Rising demand for German Bunds due to trade tensions and US policy uncertainty.

From Morningstar: 2025-06-23 04:26:00

Amid trade tensions and diverging central bank policies, German Bunds are favored by risk-averse investors. The 10-year Bund yield surged in March but is currently around 2.48%. German fiscal stimulus may keep yields elevated. US Treasuries face pressure from tax bill concerns and inflation worries, boosting interest in Bunds.

Investors are cautious about US Treasuries due to policy uncertainty. Interest in Bunds may continue till US creditworthiness is restored. Rising government debt and geopolitical uncertainties make 3% interest on Bunds the new normal. DWS sees Bunds as solid investments with higher yields than US Treasuries.

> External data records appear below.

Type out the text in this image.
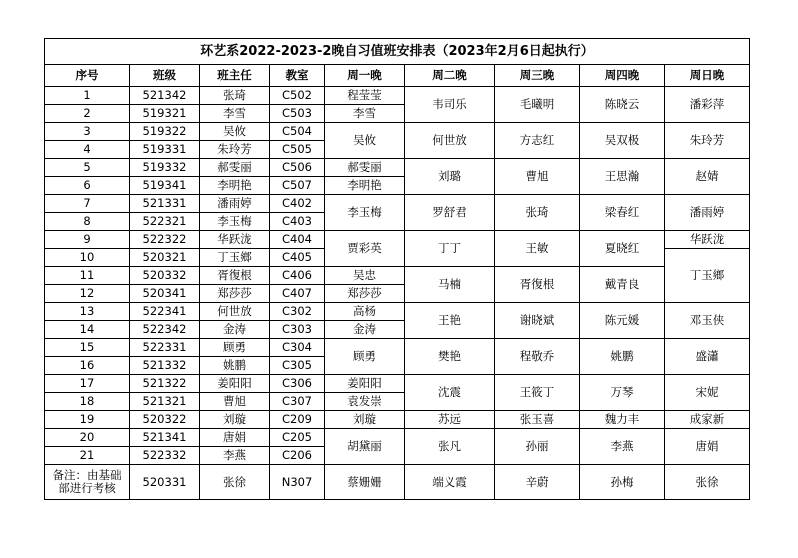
环艺系2022-2023-2晚自习值班安排表（2023年2月6日起执行）								
序号	班级	班主任	教室	周一晚	周二晚	周三晚	周四晚	周日晚
1	521342	张琦	C502	程莹莹	韦司乐	毛曦明	陈晓云	潘彩萍
2	519321	李雪	C503	李雪				
3	519322	吴攸	C504	吴攸	何世放	方志红	吴双极	朱玲芳
4	519331	朱玲芳	C505					
5	519332	郝雯丽	C506	郝雯丽	刘璐	曹旭	王思瀚	赵婧
6	519341	李明艳	C507	李明艳				
7	521331	潘雨婷	C402	李玉梅	罗舒君	张琦	梁春红	潘雨婷
8	522321	李玉梅	C403					
9	522322	华跃泷	C404	贾彩英	丁丁	王敏	夏晓红	华跃泷
10	520321	丁玉鄉	C405					丁玉鄉
11	520332	胥復根	C406	吴忠	马楠	胥復根	戴青良	
12	520341	郑莎莎	C407	郑莎莎				
13	522341	何世放	C302	高杨	王艳	谢晓斌	陈元媛	邓玉侠
14	522342	金涛	C303	金涛				
15	522331	顾勇	C304	顾勇	樊艳	程敬乔	姚鹏	盛瀟
16	521332	姚鹏	C305					
17	521322	姜阳阳	C306	姜阳阳	沈震	王筱丁	万琴	宋妮
18	521321	曹旭	C307	袁发崇				
19	520322	刘璇	C209	刘璇	苏远	张玉喜	魏力丰	成家新
20	521341	唐娟	C205	胡黛丽	张凡	孙丽	李燕	唐娟
21	522332	李燕	C206					

备注：由基础
部进行考核	520331	张徐	N307	蔡姗姗	端义霞	辛蔚	孙梅	张徐
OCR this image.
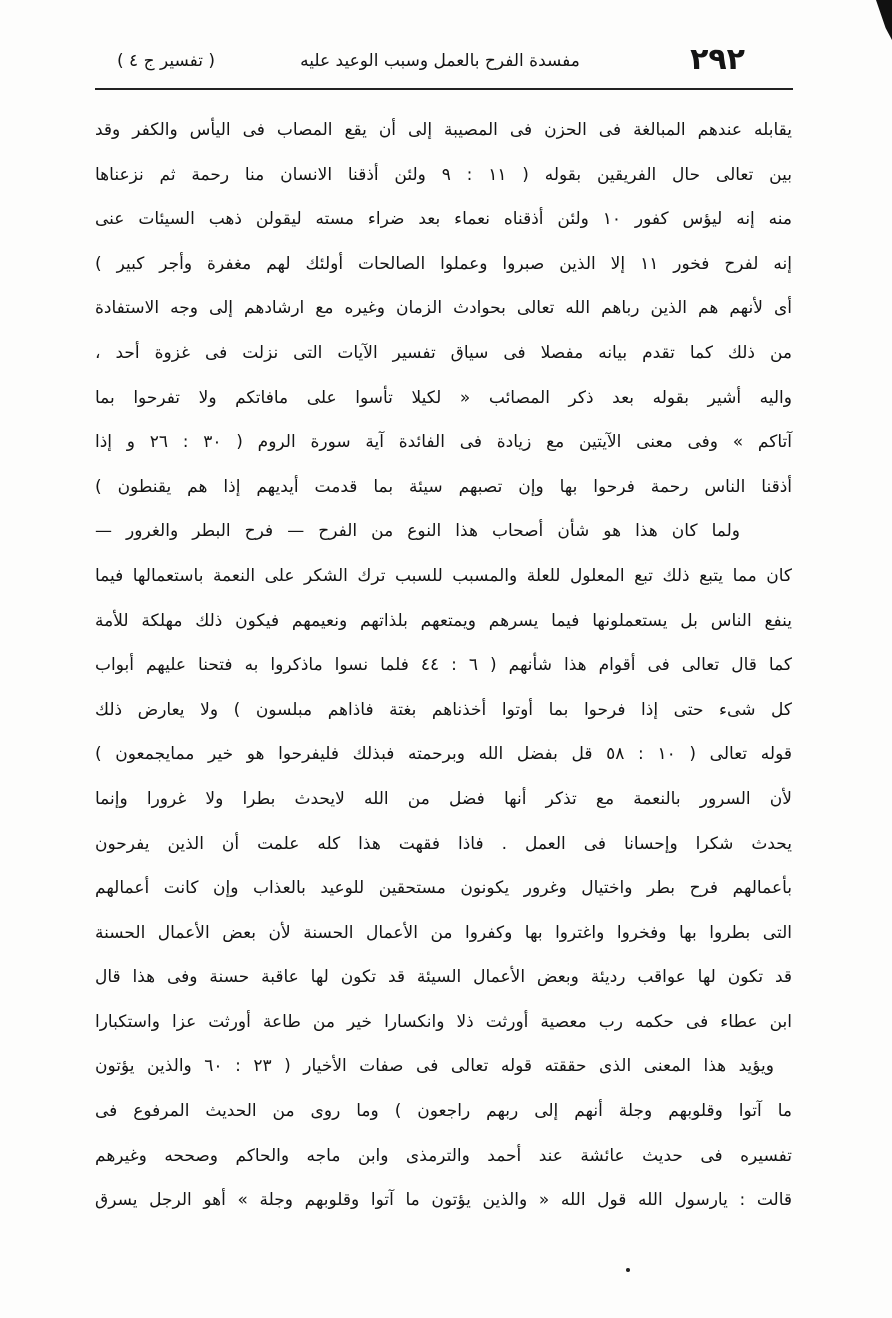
٢٩٢
مفسدة الفرح بالعمل وسبب الوعيد عليه
( تفسير ج ٤ )
يقابله عندهم المبالغة فى الحزن فى المصيبة إلى أن يقع المصاب فى اليأس والكفر وقد
بين تعالى حال الفريقين بقوله ( ١١ : ٩ ولئن أذقنا الانسان منا رحمة ثم نزعناها
منه إنه ليؤس كفور ١٠ ولئن أذقناه نعماء بعد ضراء مسته ليقولن ذهب السيئات عنى
إنه لفرح فخور ١١ إلا الذين صبروا وعملوا الصالحات أولئك لهم مغفرة وأجر كبير )
أى لأنهم هم الذين رباهم الله تعالى بحوادث الزمان وغيره مع ارشادهم إلى وجه الاستفادة
من ذلك كما تقدم بيانه مفصلا فى سياق تفسير الآيات التى نزلت فى غزوة أحد ،
واليه أشير بقوله بعد ذكر المصائب « لكيلا تأسوا على مافاتكم ولا تفرحوا بما
آتاكم » وفى معنى الآيتين مع زيادة فى الفائدة آية سورة الروم ( ٣٠ : ٢٦ و إذا
أذقنا الناس رحمة فرحوا بها وإن تصبهم سيئة بما قدمت أيديهم إذا هم يقنطون )
ولما كان هذا هو شأن أصحاب هذا النوع من الفرح — فرح البطر والغرور —
كان مما يتبع ذلك تبع المعلول للعلة والمسبب للسبب ترك الشكر على النعمة باستعمالها فيما
ينفع الناس بل يستعملونها فيما يسرهم ويمتعهم بلذاتهم ونعيمهم فيكون ذلك مهلكة للأمة
كما قال تعالى فى أقوام هذا شأنهم ( ٦ : ٤٤ فلما نسوا ماذكروا به فتحنا عليهم أبواب
كل شىء حتى إذا فرحوا بما أوتوا أخذناهم بغتة فاذاهم مبلسون ) ولا يعارض ذلك
قوله تعالى ( ١٠ : ٥٨ قل بفضل الله وبرحمته فبذلك فليفرحوا هو خير ممايجمعون )
لأن السرور بالنعمة مع تذكر أنها فضل من الله لايحدث بطرا ولا غرورا وإنما
يحدث شكرا وإحسانا فى العمل . فاذا فقهت هذا كله علمت أن الذين يفرحون
بأعمالهم فرح بطر واختيال وغرور يكونون مستحقين للوعيد بالعذاب وإن كانت أعمالهم
التى بطروا بها وفخروا واغتروا بها وكفروا من الأعمال الحسنة لأن بعض الأعمال الحسنة
قد تكون لها عواقب رديئة وبعض الأعمال السيئة قد تكون لها عاقبة حسنة وفى هذا قال
ابن عطاء فى حكمه رب معصية أورثت ذلا وانكسارا خير من طاعة أورثت عزا واستكبارا
ويؤيد هذا المعنى الذى حققته قوله تعالى فى صفات الأخيار ( ٢٣ : ٦٠ والذين يؤتون
ما آتوا وقلوبهم وجلة أنهم إلى ربهم راجعون ) وما روى من الحديث المرفوع فى
تفسيره فى حديث عائشة عند أحمد والترمذى وابن ماجه والحاكم وصححه وغيرهم
قالت : يارسول الله قول الله « والذين يؤتون ما آتوا وقلوبهم وجلة » أهو الرجل يسرق
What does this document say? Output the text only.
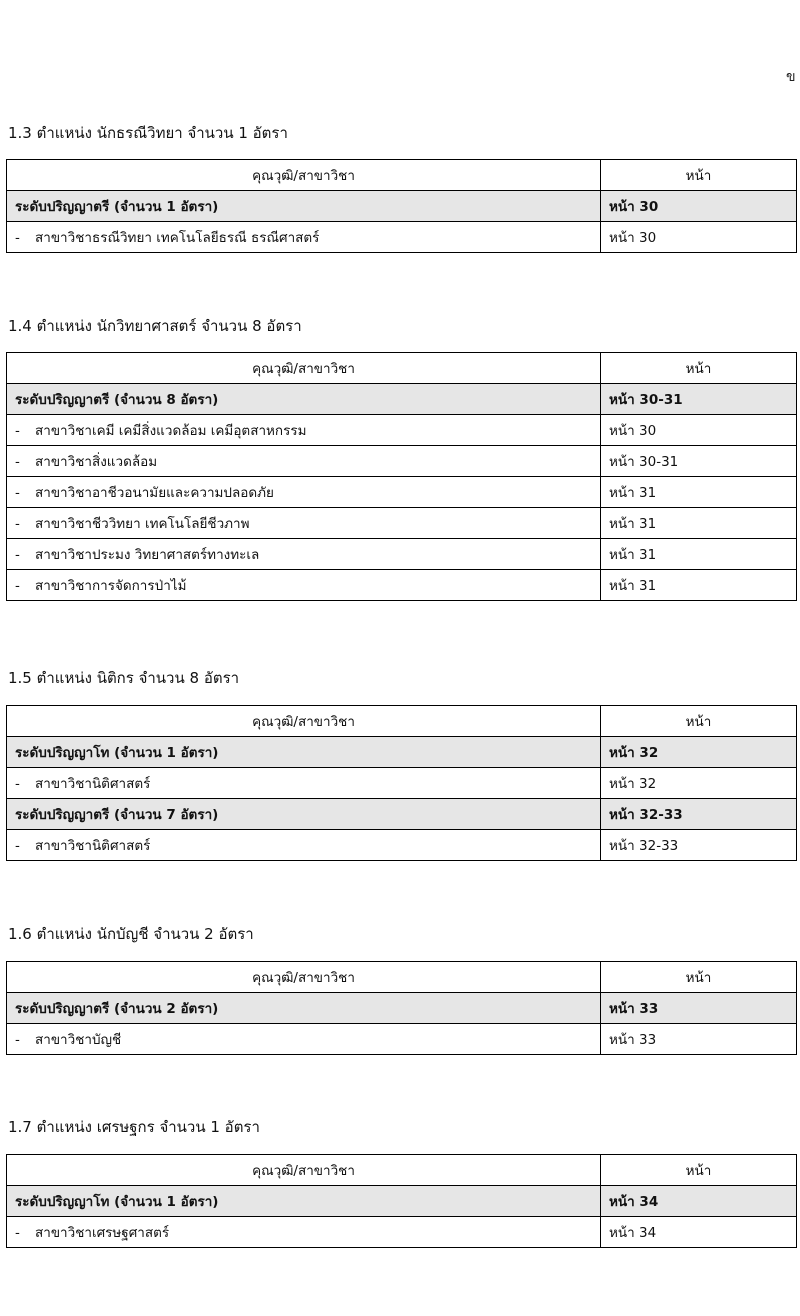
ข
1.3 ตำแหน่ง นักธรณีวิทยา จำนวน 1 อัตรา
คุณวุฒิ/สาขาวิชา	หน้า
ระดับปริญญาตรี (จำนวน 1 อัตรา)	หน้า 30
- สาขาวิชาธรณีวิทยา เทคโนโลยีธรณี ธรณีศาสตร์	หน้า 30
1.4 ตำแหน่ง นักวิทยาศาสตร์ จำนวน 8 อัตรา
คุณวุฒิ/สาขาวิชา	หน้า
ระดับปริญญาตรี (จำนวน 8 อัตรา)	หน้า 30-31
- สาขาวิชาเคมี เคมีสิ่งแวดล้อม เคมีอุตสาหกรรม	หน้า 30
- สาขาวิชาสิ่งแวดล้อม	หน้า 30-31
- สาขาวิชาอาชีวอนามัยและความปลอดภัย	หน้า 31
- สาขาวิชาชีววิทยา เทคโนโลยีชีวภาพ	หน้า 31
- สาขาวิชาประมง วิทยาศาสตร์ทางทะเล	หน้า 31
- สาขาวิชาการจัดการป่าไม้	หน้า 31
1.5 ตำแหน่ง นิติกร จำนวน 8 อัตรา
คุณวุฒิ/สาขาวิชา	หน้า
ระดับปริญญาโท (จำนวน 1 อัตรา)	หน้า 32
- สาขาวิชานิติศาสตร์	หน้า 32
ระดับปริญญาตรี (จำนวน 7 อัตรา)	หน้า 32-33
- สาขาวิชานิติศาสตร์	หน้า 32-33
1.6 ตำแหน่ง นักบัญชี จำนวน 2 อัตรา
คุณวุฒิ/สาขาวิชา	หน้า
ระดับปริญญาตรี (จำนวน 2 อัตรา)	หน้า 33
- สาขาวิชาบัญชี	หน้า 33
1.7 ตำแหน่ง เศรษฐกร จำนวน 1 อัตรา
คุณวุฒิ/สาขาวิชา	หน้า
ระดับปริญญาโท (จำนวน 1 อัตรา)	หน้า 34
- สาขาวิชาเศรษฐศาสตร์	หน้า 34
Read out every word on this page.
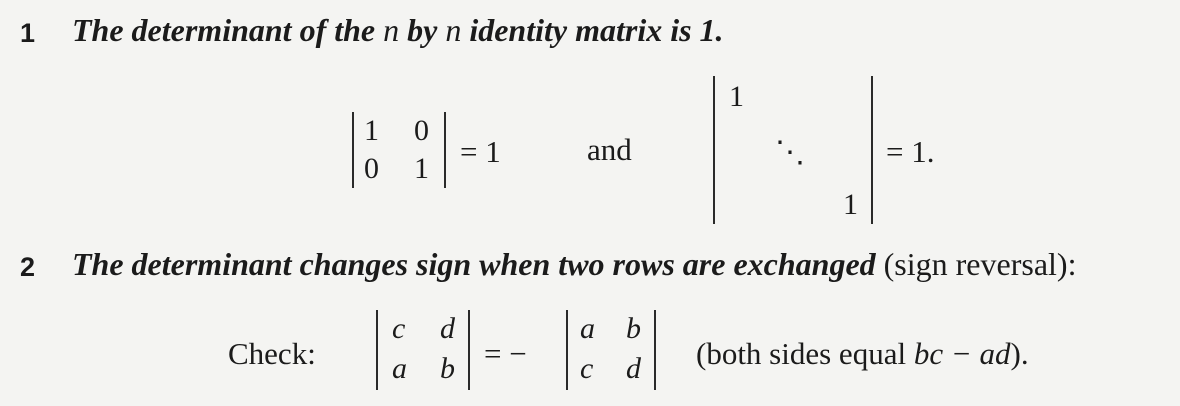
1 The determinant of the n by n identity matrix is 1.
1 0
0 1 = 1	and
1
⋱
1
= 1.
2 The determinant changes sign when two rows are exchanged (sign reversal):
Check:
c d
a b = −
a b
c d (both sides equal bc − ad).
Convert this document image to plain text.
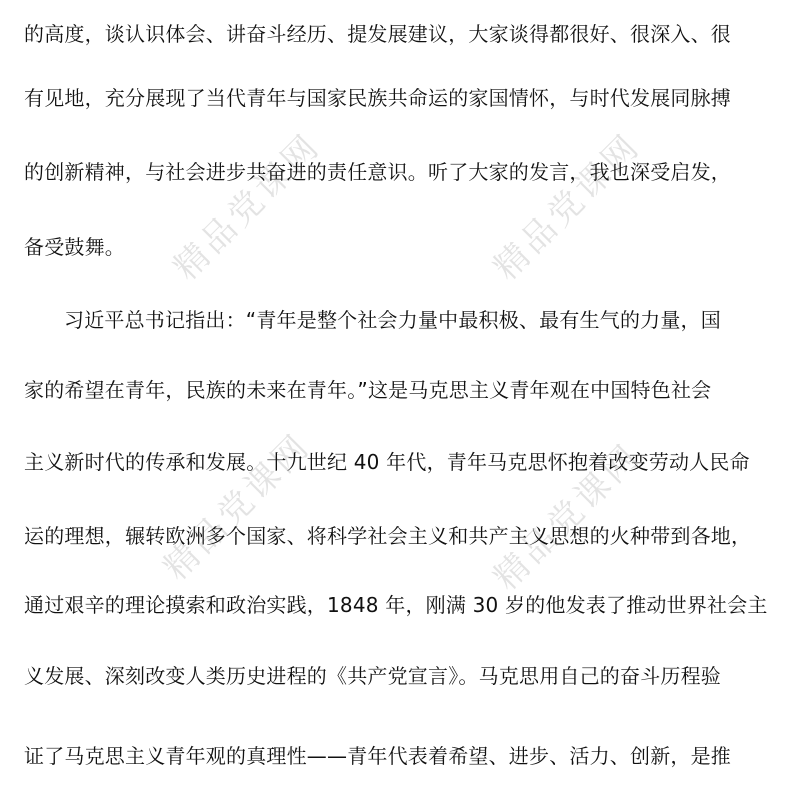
精品党课网	精品党课网
精品党课网	精品党课网
的高度，谈认识体会、讲奋斗经历、提发展建议，大家谈得都很好、很深入、很
有见地，充分展现了当代青年与国家民族共命运的家国情怀，与时代发展同脉搏
的创新精神，与社会进步共奋进的责任意识。听了大家的发言，我也深受启发，
备受鼓舞。
习近平总书记指出：“青年是整个社会力量中最积极、最有生气的力量，国
家的希望在青年，民族的未来在青年。”这是马克思主义青年观在中国特色社会
主义新时代的传承和发展。十九世纪 40 年代，青年马克思怀抱着改变劳动人民命
运的理想，辗转欧洲多个国家、将科学社会主义和共产主义思想的火种带到各地，
通过艰辛的理论摸索和政治实践，1848 年，刚满 30 岁的他发表了推动世界社会主
义发展、深刻改变人类历史进程的《共产党宣言》。马克思用自己的奋斗历程验
证了马克思主义青年观的真理性——青年代表着希望、进步、活力、创新，是推
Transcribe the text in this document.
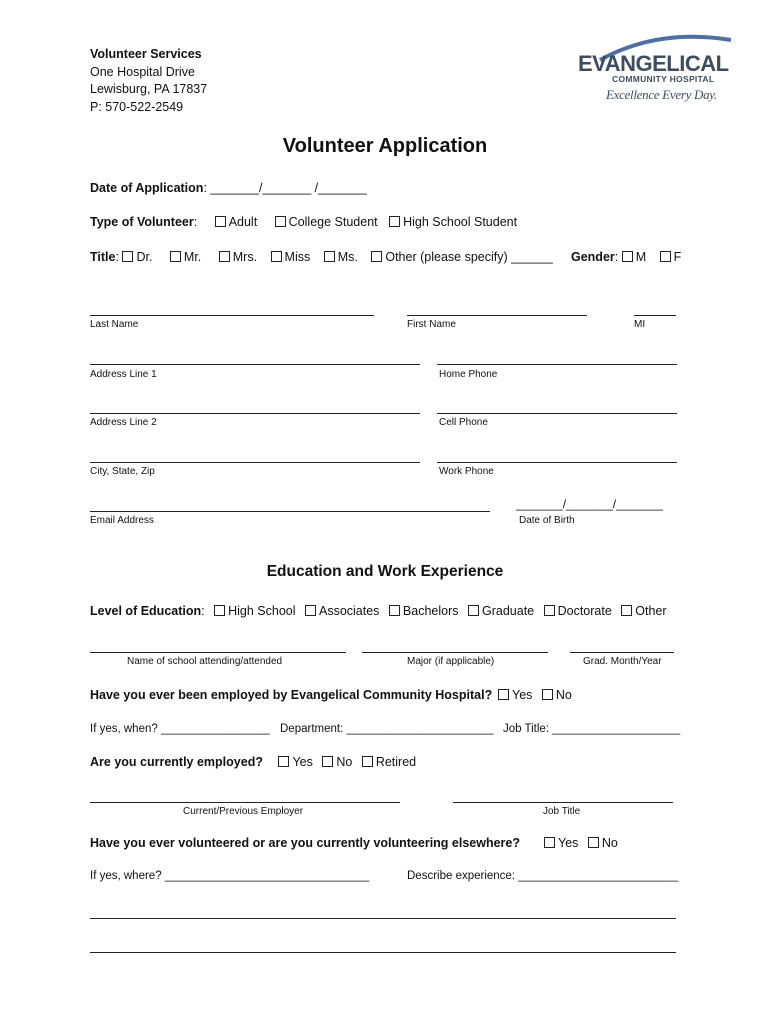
Volunteer Services
One Hospital Drive
Lewisburg, PA 17837
P: 570-522-2549
EVANGELICAL
COMMUNITY HOSPITAL
Excellence Every Day.
Volunteer Application
Date of Application: _______/_______ /_______
Type of Volunteer:	Adult	College Student High School Student
Title: Dr.	Mr.	Mrs. Miss Ms. Other (please specify) ______ Gender: M F
Last Name	First Name	MI
Address Line 1	Home Phone
Address Line 2	Cell Phone
City, State, Zip	Work Phone
_______/_______/_______
Email Address	Date of Birth
Education and Work Experience
Level of Education: High School Associates Bachelors Graduate Doctorate Other
Name of school attending/attended	Major (if applicable)	Grad. Month/Year
Have you ever been employed by Evangelical Community Hospital?	Yes No
If yes, when? _________________ Department: _______________________ Job Title: ____________________
Are you currently employed? Yes No Retired
Current/Previous Employer	Job Title
Have you ever volunteered or are you currently volunteering elsewhere?	Yes No
If yes, where? ________________________________	Describe experience: _________________________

German Bunds are gaining appeal but may not replace US Treasuries as a global safe haven. The market for German bonds is smaller and less liquid. Eurozone bonds offer a diversification of currency zones. Bunds remain attractive to euro-based investors due to liquidity and Germany’s AAA rating.

Long-term German government bonds may not offer reliable protection against equity volatility. The yield curve has steepened, but long-maturity Bund investments may not be justified. European asset flows show preference for shorter-duration bonds. Eurozone spreads remain tight, with Italian, French, and Spanish spreads at multiyear lows.